Man mag es kaum fassen, so unglaublich klingt die Nachricht: Peter Neururer ist nur eine Woche nach seinem schweren Herzinfarkt schon fast wieder der Alte. Zumindest spricht er so. Über das Unglück, das ihn am Nachmittag des 9. Juni so plötzlich auf dem Golfplatz ereilte. Und das sein Leben ein wenig verändern wird.

Als das Telefon klingelt und der Name „Neururer“ im Display aufleuchtet, denkt man unweigerlich: Jetzt meldet sich einer mit leiser und schwacher Stimme – dieses Gespräch wird Sensibilität und Einfühlungsvermögen erfordern. Doch Peter Neururer meldet sich entschlossen und spricht schnell – genauso, wie man ihn kennt. Und die Frage, die am wichtigsten ist, die Frage, wie es ihm geht, die beantwortet er auf seine typische Art: „Drei Tage habe ich Heinz Flohe gespielt – jetzt bin ich wieder da.“

„Es kann jeden treffen“

Heinz Flohe (64), der frühere Kölner Nationalspieler, liegt seit zwei Jahren im Wachkoma, nachdem er auf der Straße mit Herzrhythmusstörungen zusammengebrochen war. Peter Neururer war am Samstag vor einer Woche mit einem doppelten Herzinfarkt auf dem Golfplatz zusammengebrochen, sein Mitspieler Dieter Rüdig musste ihn reanimieren. Am Montag erwachte er aus dem künstlichen Koma, in das man ihn nach der Operation im Gelsenkirchener Marienhospital versetzt hatte.

Es ging um Minuten, fast um Sekunden. Peter Neururer weiß das und glaubt: „Es kann jeden treffen.“ Den Kopf hat er sich darüber zermartert, warum es gerade ihn getroffen hat – ihn, den Fußballtrainer, der sich mit seinen 57 Jahren doch in einem vermeintlich guten körperlichen Zustand befindet. „Ich habe kein Übergewicht, ich treibe regelmäßig Sport, und ich trinke auch nicht übermäßig viel Alkohol.“ Auf zwei Faktoren ist er gestoßen, die den Boden für den Herzinfarkt bereitet haben könnten. Erstens: das Rauchen. „Damit höre ich jetzt auf“, verspricht Neururer, „meine ganze Familie hört damit auf.“ Und zweitens: der Stress. „Ich mache mir selbst Hektik“, gesteht er, „wenn ich keine Arbeit habe.“ Zuletzt hat Neururer bis Oktober 2009 den MSV Duisburg trainiert – das Leben als Fußballtrainer ist für ihn Entspannung. Die Arbeitslosigkeit ist Stress. Dann ist er ein unruhiger Geist.

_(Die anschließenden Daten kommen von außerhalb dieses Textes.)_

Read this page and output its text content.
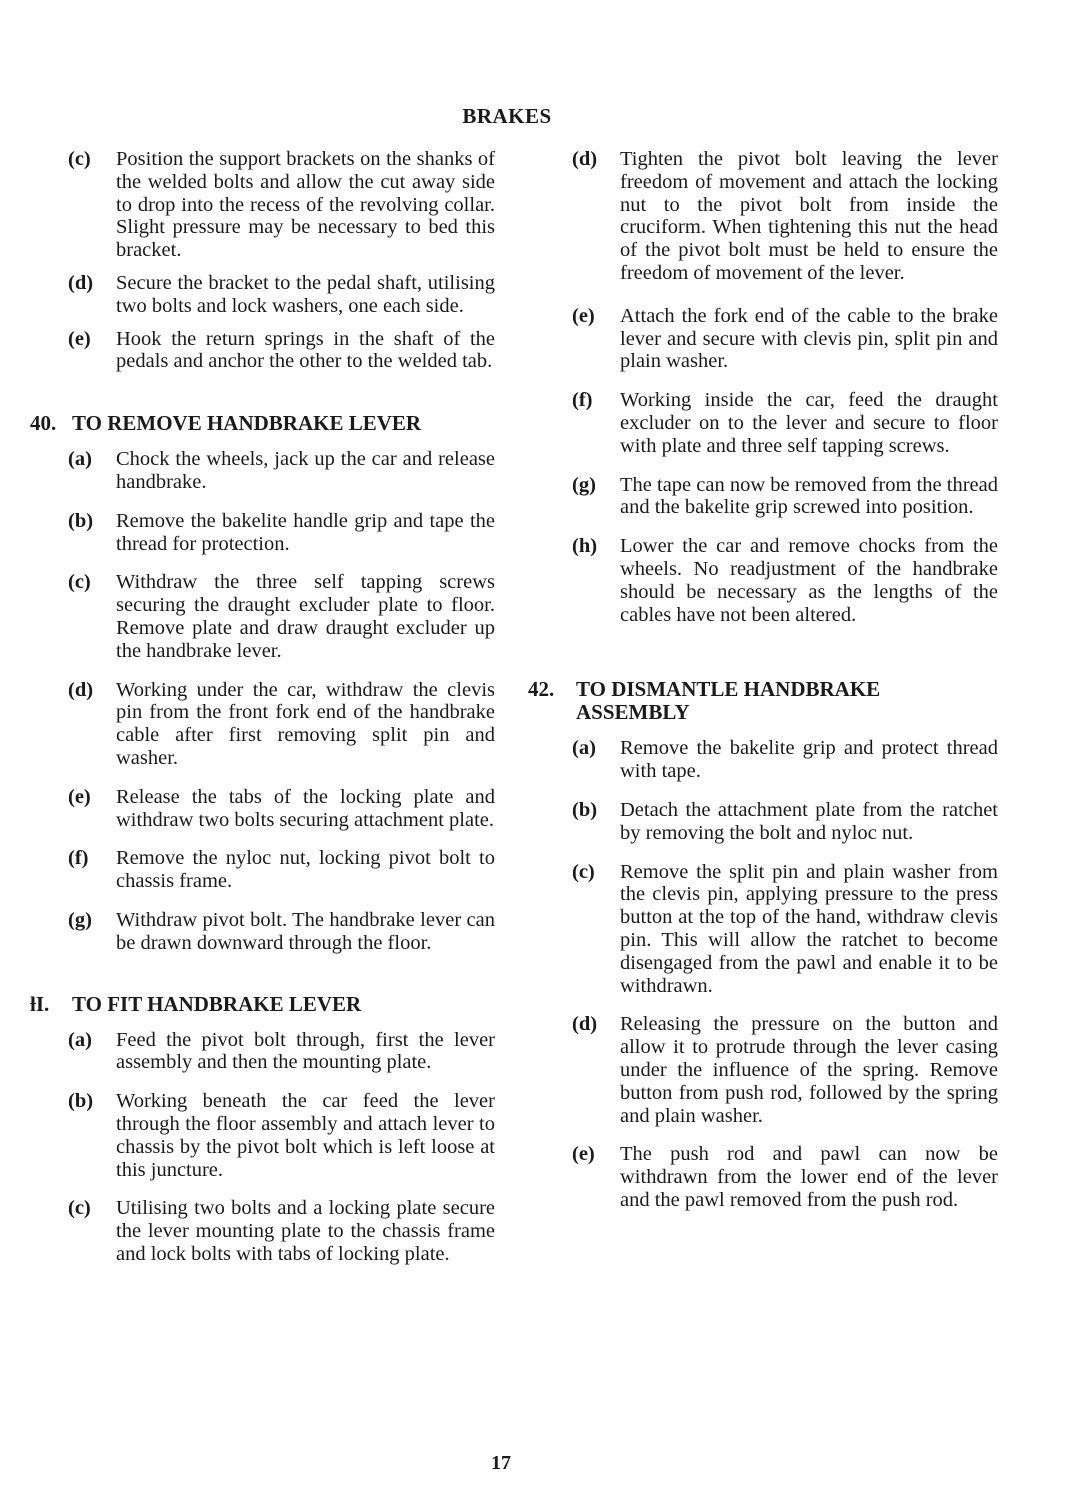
BRAKES
(c) Position the support brackets on the shanks of the welded bolts and allow the cut away side to drop into the recess of the revolving collar. Slight pressure may be necessary to bed this bracket.
(d) Secure the bracket to the pedal shaft, utilising two bolts and lock washers, one each side.
(e) Hook the return springs in the shaft of the pedals and anchor the other to the welded tab.
40. TO REMOVE HANDBRAKE LEVER
(a) Chock the wheels, jack up the car and release handbrake.
(b) Remove the bakelite handle grip and tape the thread for protection.
(c) Withdraw the three self tapping screws securing the draught excluder plate to floor. Remove plate and draw draught excluder up the handbrake lever.
(d) Working under the car, withdraw the clevis pin from the front fork end of the handbrake cable after first removing split pin and washer.
(e) Release the tabs of the locking plate and withdraw two bolts securing attachment plate.
(f) Remove the nyloc nut, locking pivot bolt to chassis frame.
(g) Withdraw pivot bolt. The handbrake lever can be drawn downward through the floor.
ƚI.	TO FIT HANDBRAKE LEVER
(a) Feed the pivot bolt through, first the lever assembly and then the mounting plate.
(b) Working beneath the car feed the lever through the floor assembly and attach lever to chassis by the pivot bolt which is left loose at this juncture.
(c) Utilising two bolts and a locking plate secure the lever mounting plate to the chassis frame and lock bolts with tabs of locking plate.
(d) Tighten the pivot bolt leaving the lever freedom of movement and attach the locking nut to the pivot bolt from inside the cruciform. When tightening this nut the head of the pivot bolt must be held to ensure the freedom of movement of the lever.
(e) Attach the fork end of the cable to the brake lever and secure with clevis pin, split pin and plain washer.
(f) Working inside the car, feed the draught excluder on to the lever and secure to floor with plate and three self tapping screws.
(g) The tape can now be removed from the thread and the bakelite grip screwed into position.
(h) Lower the car and remove chocks from the wheels. No readjustment of the handbrake should be necessary as the lengths of the cables have not been altered.
42.	TO DISMANTLE HANDBRAKE
ASSEMBLY
(a) Remove the bakelite grip and protect thread with tape.
(b) Detach the attachment plate from the ratchet by removing the bolt and nyloc nut.
(c) Remove the split pin and plain washer from the clevis pin, applying pressure to the press button at the top of the hand, withdraw clevis pin. This will allow the ratchet to become disengaged from the pawl and enable it to be withdrawn.
(d) Releasing the pressure on the button and allow it to protrude through the lever casing under the influence of the spring. Remove button from push rod, followed by the spring and plain washer.
(e) The push rod and pawl can now be withdrawn from the lower end of the lever and the pawl removed from the push rod.
17
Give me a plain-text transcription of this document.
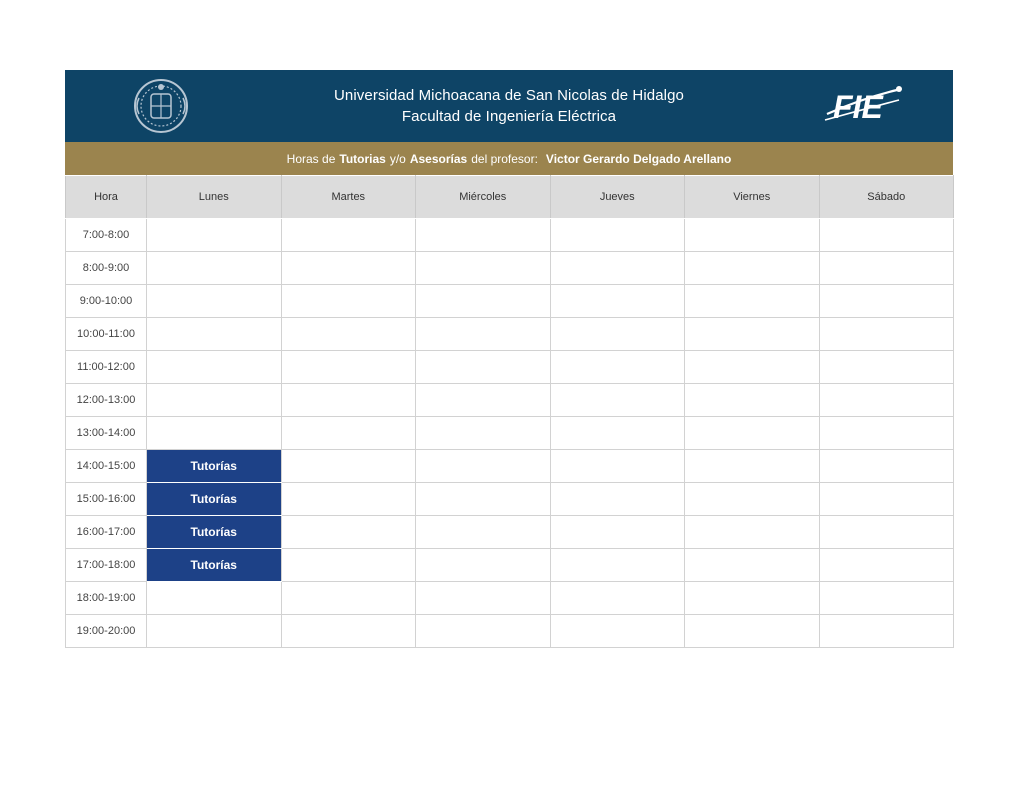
Universidad Michoacana de San Nicolas de Hidalgo
Facultad de Ingeniería Eléctrica	FIE
Horas de Tutorias y/o Asesorías del profesor: Victor Gerardo Delgado Arellano
Hora	Lunes	Martes	Miércoles	Jueves	Viernes	Sábado
7:00-8:00						
8:00-9:00						
9:00-10:00						
10:00-11:00						
11:00-12:00						
12:00-13:00						
13:00-14:00						
14:00-15:00	Tutorías					
15:00-16:00	Tutorías					
16:00-17:00	Tutorías					
17:00-18:00	Tutorías					
18:00-19:00						
19:00-20:00						
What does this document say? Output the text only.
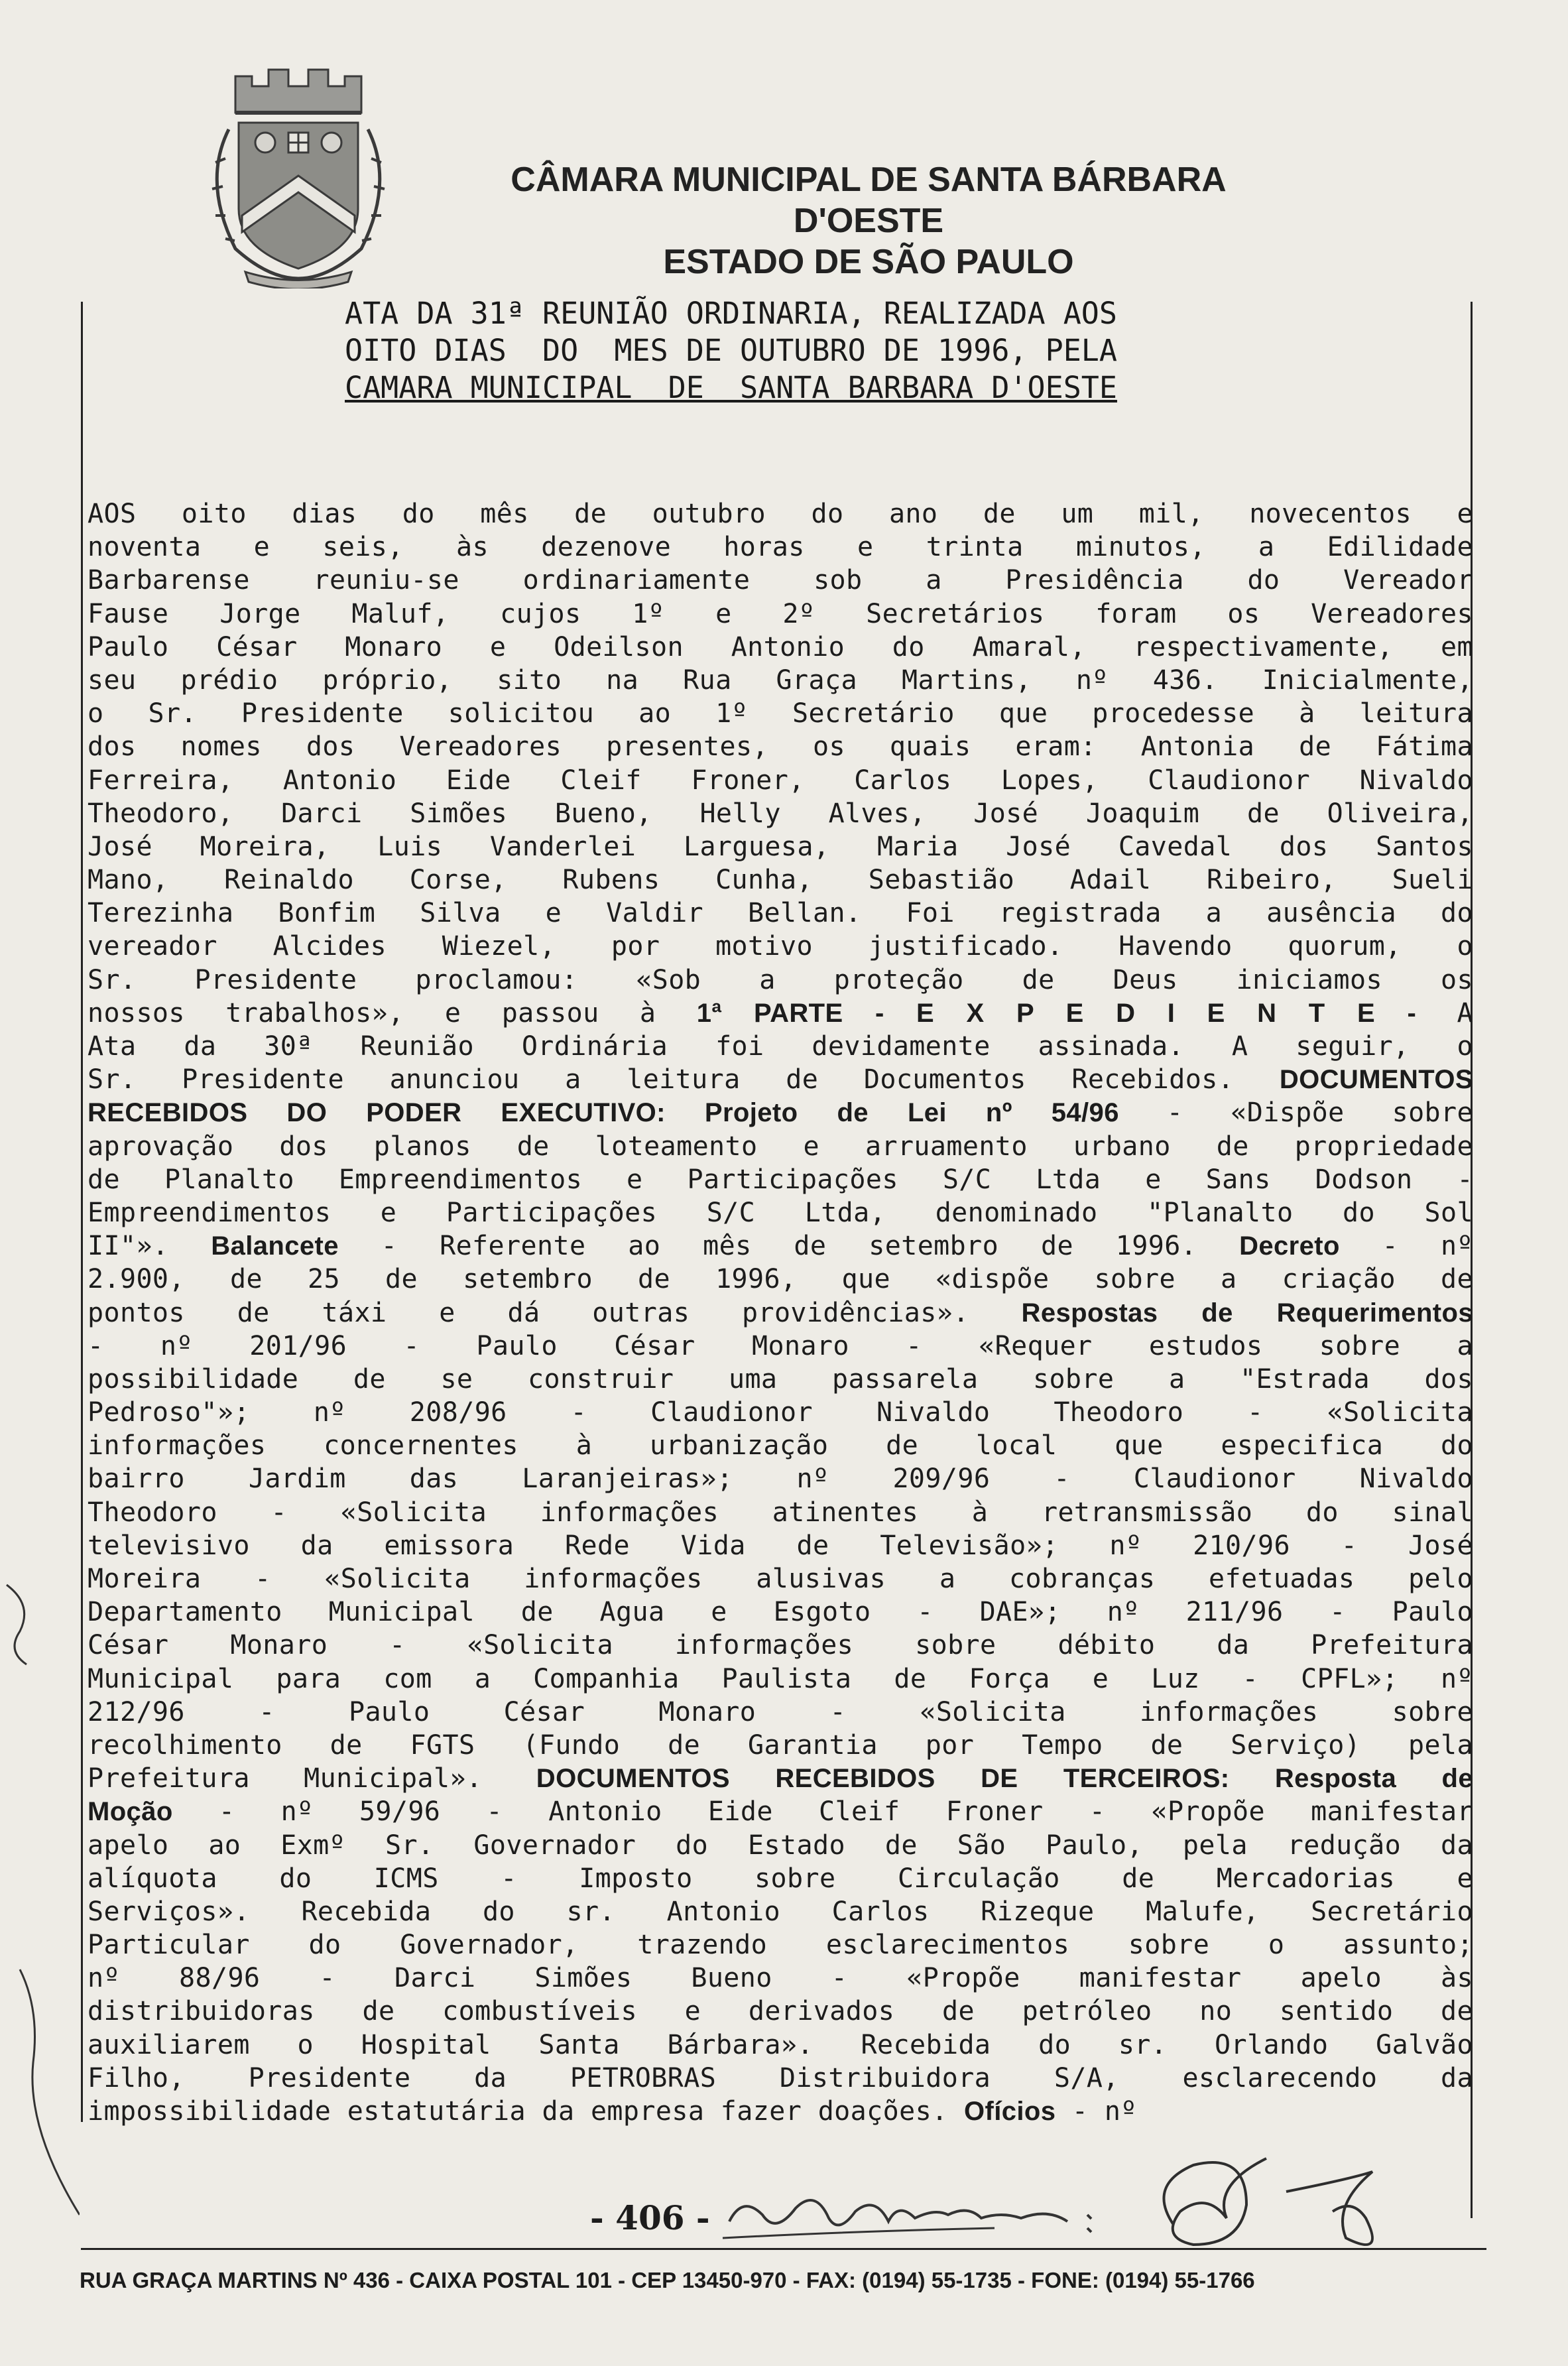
CÂMARA MUNICIPAL DE SANTA BÁRBARA D'OESTE
ESTADO DE SÃO PAULO
ATA DA 31ª REUNIÃO ORDINARIA, REALIZADA AOS
OITO DIAS  DO  MES DE OUTUBRO DE 1996, PELA
CAMARA MUNICIPAL  DE  SANTA BARBARA D'OESTE
AOS oito dias do mês de outubro do ano de um mil, novecentos e
noventa e seis, às dezenove horas e trinta minutos, a Edilidade
Barbarense reuniu-se ordinariamente sob a Presidência do Vereador
Fause Jorge Maluf, cujos 1º e 2º Secretários foram os Vereadores
Paulo César Monaro e Odeilson Antonio do Amaral, respectivamente, em
seu prédio próprio, sito na Rua Graça Martins, nº 436. Inicialmente,
o Sr. Presidente solicitou ao 1º Secretário que procedesse à leitura
dos nomes dos Vereadores presentes, os quais eram: Antonia de Fátima
Ferreira, Antonio Eide Cleif Froner, Carlos Lopes, Claudionor Nivaldo
Theodoro, Darci Simões Bueno, Helly Alves, José Joaquim de Oliveira,
José Moreira, Luis Vanderlei Larguesa, Maria José Cavedal dos Santos
Mano, Reinaldo Corse, Rubens Cunha, Sebastião Adail Ribeiro, Sueli
Terezinha Bonfim Silva e Valdir Bellan. Foi registrada a ausência do
vereador Alcides Wiezel, por motivo justificado. Havendo quorum, o
Sr. Presidente proclamou: «Sob a proteção de Deus iniciamos os
nossos trabalhos», e passou à 1ª PARTE - E X P E D I E N T E - A
Ata da 30ª Reunião Ordinária foi devidamente assinada. A seguir, o
Sr. Presidente anunciou a leitura de Documentos Recebidos. DOCUMENTOS
RECEBIDOS DO PODER EXECUTIVO: Projeto de Lei nº 54/96 - «Dispõe sobre
aprovação dos planos de loteamento e arruamento urbano de propriedade
de Planalto Empreendimentos e Participações S/C Ltda e Sans Dodson -
Empreendimentos e Participações S/C Ltda, denominado "Planalto do Sol
II"». Balancete - Referente ao mês de setembro de 1996. Decreto - nº
2.900, de 25 de setembro de 1996, que «dispõe sobre a criação de
pontos de táxi e dá outras providências». Respostas de Requerimentos
- nº 201/96 - Paulo César Monaro - «Requer estudos sobre a
possibilidade de se construir uma passarela sobre a "Estrada dos
Pedroso"»; nº 208/96 - Claudionor Nivaldo Theodoro - «Solicita
informações concernentes à urbanização de local que especifica do
bairro Jardim das Laranjeiras»; nº 209/96 - Claudionor Nivaldo
Theodoro - «Solicita informações atinentes à retransmissão do sinal
televisivo da emissora Rede Vida de Televisão»; nº 210/96 - José
Moreira - «Solicita informações alusivas a cobranças efetuadas pelo
Departamento Municipal de Agua e Esgoto - DAE»; nº 211/96 - Paulo
César Monaro - «Solicita informações sobre débito da Prefeitura
Municipal para com a Companhia Paulista de Força e Luz - CPFL»; nº
212/96 - Paulo César Monaro - «Solicita informações sobre
recolhimento de FGTS (Fundo de Garantia por Tempo de Serviço) pela
Prefeitura Municipal». DOCUMENTOS RECEBIDOS DE TERCEIROS: Resposta de
Moção - nº 59/96 - Antonio Eide Cleif Froner - «Propõe manifestar
apelo ao Exmº Sr. Governador do Estado de São Paulo, pela redução da
alíquota do ICMS - Imposto sobre Circulação de Mercadorias e
Serviços». Recebida do sr. Antonio Carlos Rizeque Malufe, Secretário
Particular do Governador, trazendo esclarecimentos sobre o assunto;
nº 88/96 - Darci Simões Bueno - «Propõe manifestar apelo às
distribuidoras de combustíveis e derivados de petróleo no sentido de
auxiliarem o Hospital Santa Bárbara». Recebida do sr. Orlando Galvão
Filho, Presidente da PETROBRAS Distribuidora S/A, esclarecendo da
impossibilidade estatutária da empresa fazer doações. Ofícios - nº
- 406 -
RUA GRAÇA MARTINS Nº 436 - CAIXA POSTAL 101 - CEP 13450-970 - FAX: (0194) 55-1735 - FONE: (0194) 55-1766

Er guckt schon wieder die EM

Für ihn kam das Unglück ohne Vorwarnung – ohne, dass er sich in den Tagen zuvor schlapp oder krank gefühlt hätte. An den Samstag selbst hat er keine Erinnerung mehr, nicht mal an das Frühstück, und schon gar nicht an die Golfrunde: „Drei Tage fehlen mir, das ist ein Scheiß-Gefühl.“ Doch jetzt ist er wieder auf dem Damm. Am Sonntag hat er das erste Mal wieder ohne Hilfe duschen können – noch wackelig auf den Beinen und mit Schwindelgefühlen. Es ist trotzdem ein Riesenfortschritt, nachdem er sich in den ersten Tagen noch auf einen Rollator stützen musste. Er, der Rastlose, der kurz vor dem Unglück noch mit Freunden in Amerika Urlaub gemacht hat, sagt’s mit seinem typischen Humor, der immer ein wenig sarkastisch klingt: „Vor drei Wochen auf der Harley durch die Wüste und jetzt mit dem Rollator durchs Krankenzimmer.“

Noch liegt Peter Neururer im Gelsenkirchener Marienhospital auf der Intensivstation – in dieser Woche soll er auf eine normale Station verlegt werden. Die Zeit vertreibt er sich, natürlich, mit Fußball gucken. Im Fernsehen läuft pausenlos die Europameisterschaft, am Samstag hat er das Ausscheiden von Russland („das war der Hammer“) und Polen gesehen. „Traurig, wenn ein Gastgeber so früh ausscheidet“, findet er – und knöpft sich bei den Polen vor allem die drei BVB-Spieler vor: „Das war unter aller Würde. Wenn die in Dortmund so spielen würden, hätten sie da keinen Stammplatz.“

Peter Neururer ist wirklich fast der Alte. Eine schöne Nachricht.

Nachtrag: Am Mittwoch, 20. Juni, bedauerte Neururer Irritationen darüber, dass sein Zustand mit dem des Kölner Nationalspielers Heinz Flohe verglichen worden war, der seit zwei Jahren im Wachkoma liegt. Neururer sagte, er habe sich keinesfalls unangemessen oder sarkastisch über Flohe äußern wollen, mit dem er zudem befreundet sei: "Zwei Wochen vor meinem Unfall habe ich noch an einem Benefizspiel für ihn teilgenommen."